The global economy is changing and with it the flow of goods around the world. The signs are that growth in regional trade is picking up at the expense of the international commerce patterns that have dominated for the last thirty or so years. Naturally this will drive changes in preferred modes of transport, as logistic operators adjust their use of rail, road, air and ships to optimize the route goods take from producer to consumer. It is not hard to picture maritime transport losing out. This will add to pre-existing pressures for improved efficiency and for responding to a more digital world.
At the simplest level, shipping is the delivery of cargo to the right place at the right time as cost effectively as possible. It does not make sense to have numerous intermediaries – brokers, agents, freight forwarders – bringing unnecessary complexity to this process.

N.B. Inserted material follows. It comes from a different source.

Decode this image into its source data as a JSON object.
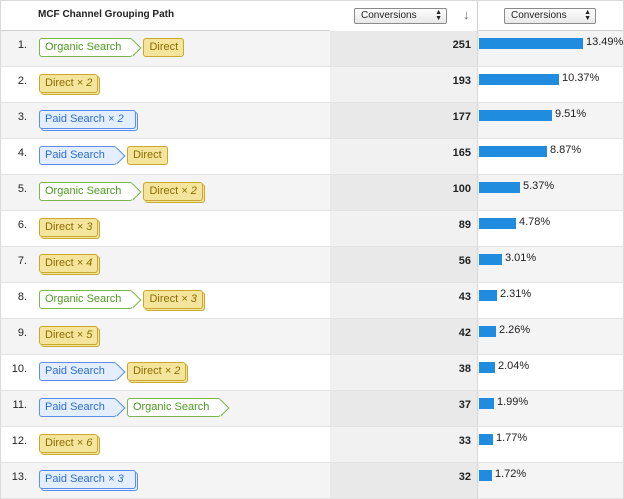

Other sectors have made or are making the adjustment and maritime will have to do the same.
Innovation from within the maritime industry won’t be enough unless it dares to tackle the things that disruptors would fix or eradicate. Even then, it might be insufficient to address the fundamentals of the current model.
What we see today are maritime stakeholders scrambling for a place in the world of tomorrow. A world driven by commoditisation, where scale matters and where many stakeholders will find themselves redundant. There are too many players chasing too little value in maritime operations. This endangers ship owners, vessel operators, equipment vendors, insurers, yards, ports to varying levels.
It is the business model, not technological change, which will decide the future shape of vessels and operations. Unmanned ships won’t happen unless the economics make sense. If increased automation and further reductions in crew makes better sense, then that will happen and probably more quickly. Or maybe having ships designed for specific routes managed from ashore in large operations centers will work best.
Ultimately what we have to ask is what shippers want from the maritime sector and how maritime companies can step up, find the efficiencies and compete with other modes. And if they can’t do it, then who will?